A2 Milk's outgoing chair, David Hearn. Photo / NZ Herald
Shareholders hoping for a piece of a2 Milk’s cash mountain could be left disappointed as the infant formula marketer looks to be heading towards an acquisition rather than a capital return.
Outgoing chairman David Hearn came under fire at last week’s annual meeting for the company’s share price – currentlyat around its lowest point since 2017 - and was questioned about the huge amount of cash - $757.2 million - the company has on hand.
A2 Milk – which counts China as its main market - generates a lot of cash and one market analyst said its bank balance could approach $900m this year if the company did nothing.
The company has never paid a dividend but has just finished a $149m share buyback.
Hearn said it was “entirely reasonable” for shareholders to want to better understand how a2 Milk planned to use its cash, and whether there would be a capital return.
But he said the company’s capital management continued to priortise investment in growth.
Hearn, who is being replaced by non-executive director Pip Greenwood, said it was a matter of placing balance sheet flexibility ahead of shareholder capital returns.
The company has already said that it plans to invest heavily in its Mataura Valley Milk (MVM) plant, in Southland.

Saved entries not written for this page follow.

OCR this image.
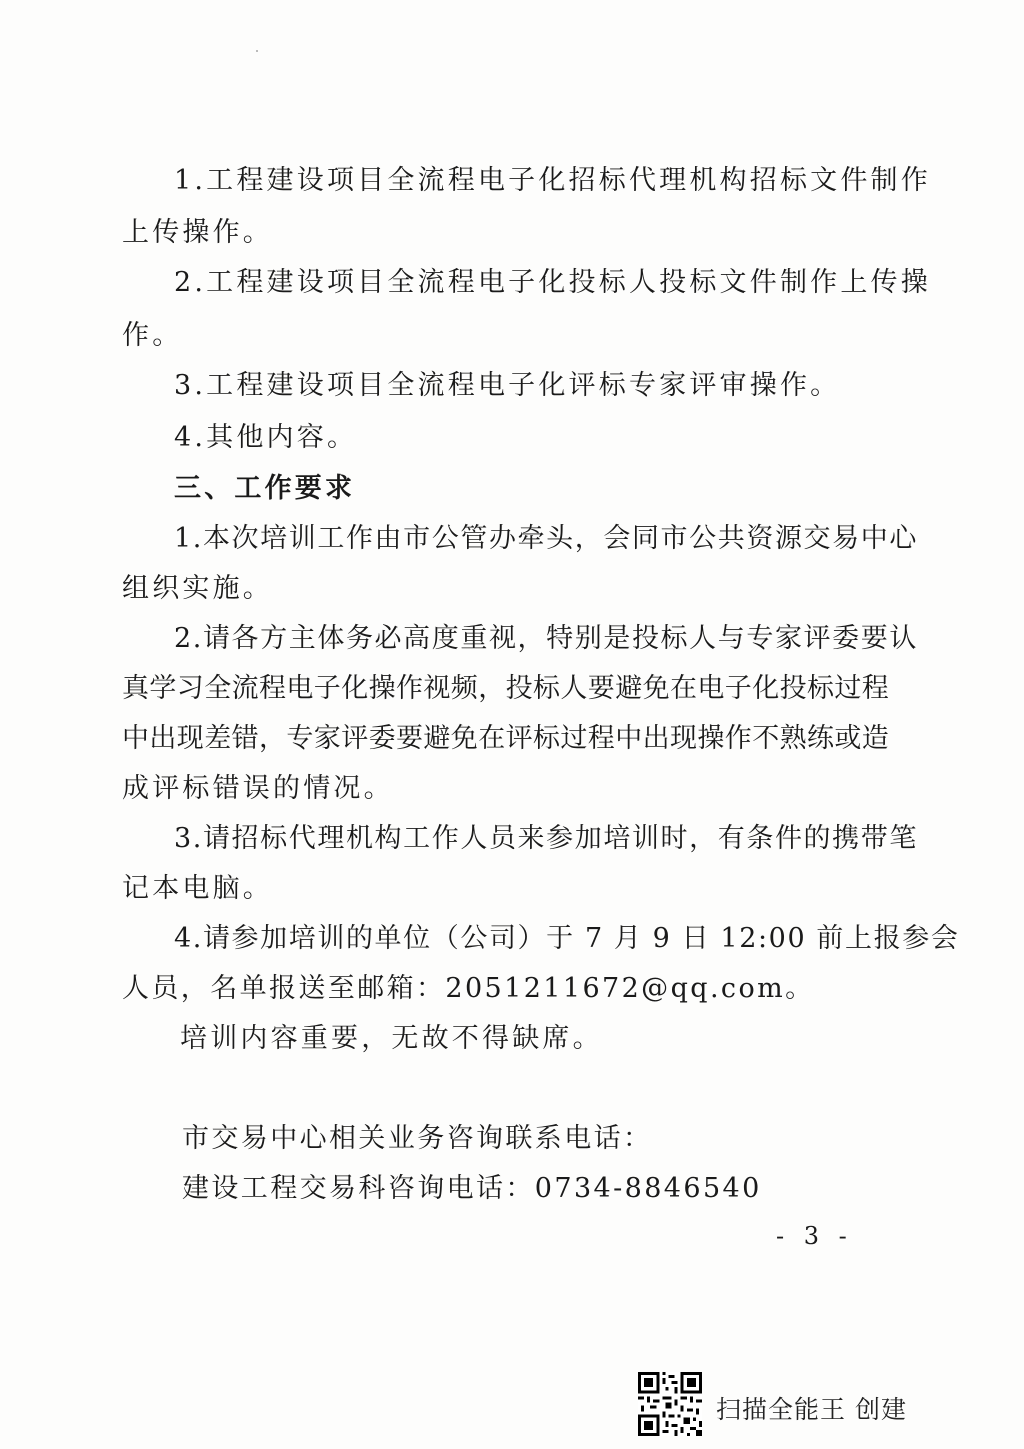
1.工程建设项目全流程电子化招标代理机构招标文件制作
上传操作。
2.工程建设项目全流程电子化投标人投标文件制作上传操
作。
3.工程建设项目全流程电子化评标专家评审操作。
4.其他内容。
三、工作要求
1.本次培训工作由市公管办牵头，会同市公共资源交易中心
组织实施。
2.请各方主体务必高度重视，特别是投标人与专家评委要认
真学习全流程电子化操作视频，投标人要避免在电子化投标过程
中出现差错，专家评委要避免在评标过程中出现操作不熟练或造
成评标错误的情况。
3.请招标代理机构工作人员来参加培训时，有条件的携带笔
记本电脑。
4.请参加培训的单位（公司）于 7 月 9 日 12:00 前上报参会
人员，名单报送至邮箱：2051211672@qq.com。
培训内容重要，无故不得缺席。
市交易中心相关业务咨询联系电话：
建设工程交易科咨询电话：0734-8846540
- 3 -
扫描全能王 创建
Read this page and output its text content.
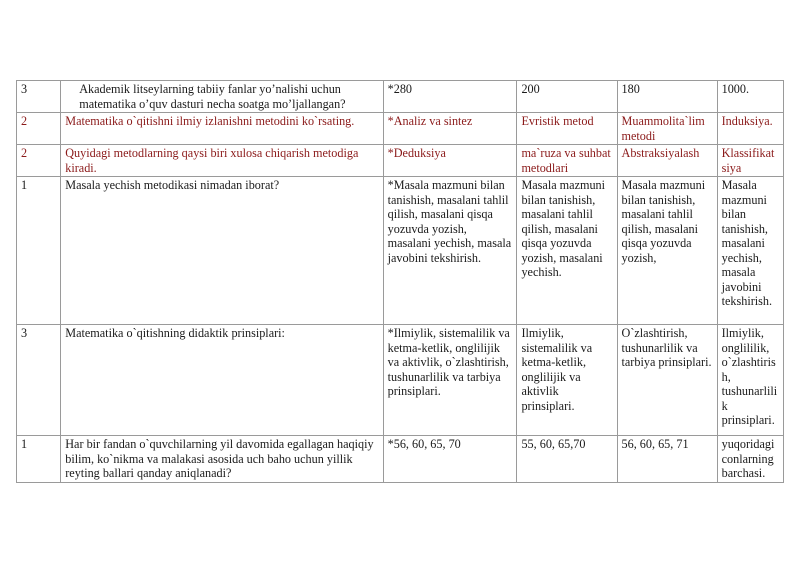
3	Akademik litseylarning tabiiy fanlar yo’nalishi uchun matematika o’quv dasturi necha soatga mo’ljallangan?	*280	200	180	1000.
2	Matematika o`qitishni ilmiy izlanishni metodini ko`rsating.	*Analiz va sintez	Evristik metod	Muammolita`lim metodi	Induksiya.
2	Quyidagi metodlarning qaysi biri xulosa chiqarish metodiga kiradi.	*Deduksiya	ma`ruza va suhbat metodlari	Abstraksiyalash	Klassifikatsiya
1	Masala yechish metodikasi nimadan iborat?	*Masala mazmuni bilan tanishish, masalani tahlil qilish, masalani qisqa yozuvda yozish, masalani yechish, masala javobini tekshirish.	Masala mazmuni bilan tanishish, masalani tahlil qilish, masalani qisqa yozuvda yozish, masalani yechish.	Masala mazmuni bilan tanishish, masalani tahlil qilish, masalani qisqa yozuvda yozish,	Masala mazmuni bilan tanishish, masalani yechish, masala javobini tekshirish.
3	Matematika o`qitishning didaktik prinsiplari:	*Ilmiylik, sistemalilik va ketma-ketlik, onglilijik va aktivlik, o`zlashtirish, tushunarlilik va tarbiya prinsiplari.	Ilmiylik, sistemalilik va ketma-ketlik, onglilijik va aktivlik prinsiplari.	O`zlashtirish, tushunarlilik va tarbiya prinsiplari.	Ilmiylik, onglililik, o`zlashtirish, tushunarlilik prinsiplari.
1	Har bir fandan o`quvchilarning yil davomida egallagan haqiqiy bilim, ko`nikma va malakasi asosida uch baho uchun yillik reyting ballari qanday aniqlanadi?	*56, 60, 65, 70	55, 60, 65,70	56, 60, 65, 71	yuqoridagi conlarning barchasi.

“Our immediate priority for capital is to drive the transformation of our supply chain, by expanding our China label registered market access through additional registrations and better utilising our capacity at MVM through additional investment in our capability,” Hearn said.

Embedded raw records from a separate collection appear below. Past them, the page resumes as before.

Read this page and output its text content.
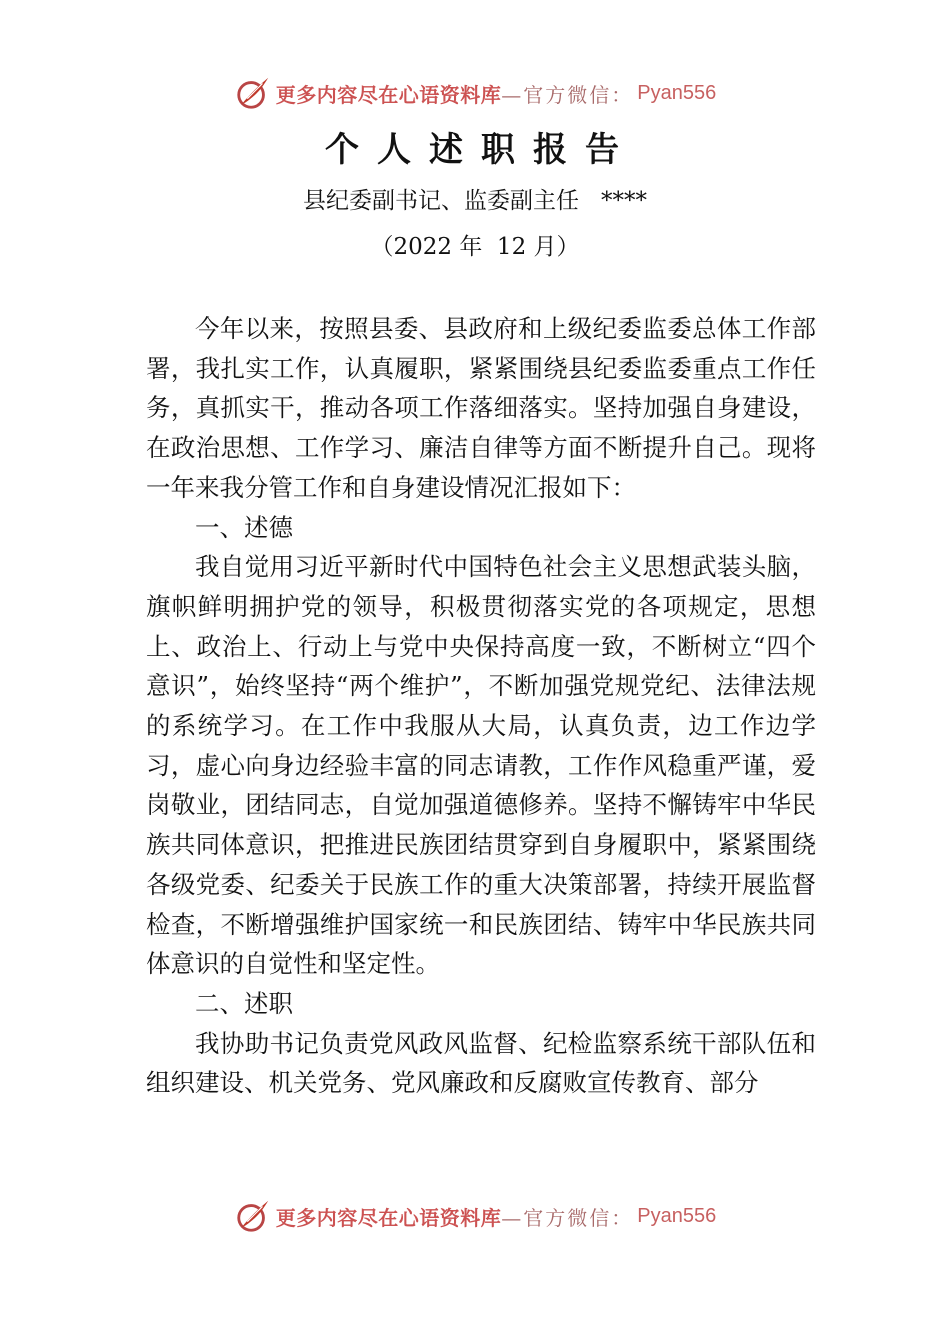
更多内容尽在心语资料库 —官方微信： Pyan556
个人述职报告
县纪委副书记、监委副主任   ****
（2022 年  12 月）

今年以来，按照县委、县政府和上级纪委监委总体工作部署，我扎实工作，认真履职，紧紧围绕县纪委监委重点工作任务，真抓实干，推动各项工作落细落实。坚持加强自身建设，在政治思想、工作学习、廉洁自律等方面不断提升自己。现将一年来我分管工作和自身建设情况汇报如下：

一、述德

我自觉用习近平新时代中国特色社会主义思想武装头脑，旗帜鲜明拥护党的领导，积极贯彻落实党的各项规定，思想上、政治上、行动上与党中央保持高度一致，不断树立“四个意识”，始终坚持“两个维护”，不断加强党规党纪、法律法规的系统学习。在工作中我服从大局，认真负责，边工作边学习，虚心向身边经验丰富的同志请教，工作作风稳重严谨，爱岗敬业，团结同志，自觉加强道德修养。坚持不懈铸牢中华民族共同体意识，把推进民族团结贯穿到自身履职中，紧紧围绕各级党委、纪委关于民族工作的重大决策部署，持续开展监督检查，不断增强维护国家统一和民族团结、铸牢中华民族共同体意识的自觉性和坚定性。

二、述职

我协助书记负责党风政风监督、纪检监察系统干部队伍和组织建设、机关党务、党风廉政和反腐败宣传教育、部分

更多内容尽在心语资料库 —官方微信： Pyan556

When a2 Milk acquired MVM in 2021, it said at the time that it would also need to invest in blending and canning, and associated infrastructure, in order to gain the full benefits of that acquisition.
Since then, a2 Milk had developed plans for such an investment, he said.
“However, we have also considered other options such as a commercial arrangement or the acquisition of a blending and canning facility in New Zealand, China and/or other markets to accelerate our ability to potentially gain additional China label registrations,” Hearn told the meeting.
In the meantime, a2 Milk had established additional relationships with partners in New Zealand to provide blending and canning services to accelerate its use of MVM.
“We believe it is prudent for the company to first solve this supply chain transformation to set us up for further growth in the future, and then to consider, with the remaining capital, the most appropriate mechanism to implement further capital returns to shareholders in the future,” he said.
He added that a2 Milk was “not quite ready” to outline its plan in further detail.
Forsyth Barr analyst Matt Montgomerie noted that a2 Milk had commented at length at the meeting about investment in its supply chain.
“For me, it’s very clear – and it’s also very clear for the market – that it’s not a matter of if, it’s a matter of when, that a2 Milk decides to deploy its significant cash balance,” he said.
“It’s clear that they are looking to expedite product innovation at their MVM site, which is quite important for their growth,” he said.
A2 Milk and its competitors face challenges in China - by far the world’s biggest market for infant formula.
The number of births in China tumbled 10 per cent last year to hit their lowest level on record - despite a slew of government efforts to support parents and amid increasing alarm that the country has become demographically imbalanced.
China had just 9.56 million births in 2022, according to a report published by the National Health Commission - the lowest figure since records began in 1949.
Montgomerie said infant formula players were adjusting to lower birth rates in the PRC.
“A2′s Milk’s competitors are pushing new product on to the market and, as the market declines, a2 needs to cater to a broader customer group, which will be achieved through innovation,” Montgomerie said.
“By owning stainless steel [production capacity] itself, a2 helps to de-risk the proposition,” he said.
In terms of a capital reward, any imminent return to shareholders looked unlikely.
“It can’t be forgotten altogether because a2 has a significant balance, and it’s highly unlikely that all will be utilised in terms of a2 making this investment,” Montgomerie said.
“It’s a very cash-generative business anyway, so the longer it is prolonged, the bigger the cash pile gets.”
Jamie Gray is an Auckland-based journalist, covering the financial markets and the primary sector. He joined the Herald in 2011.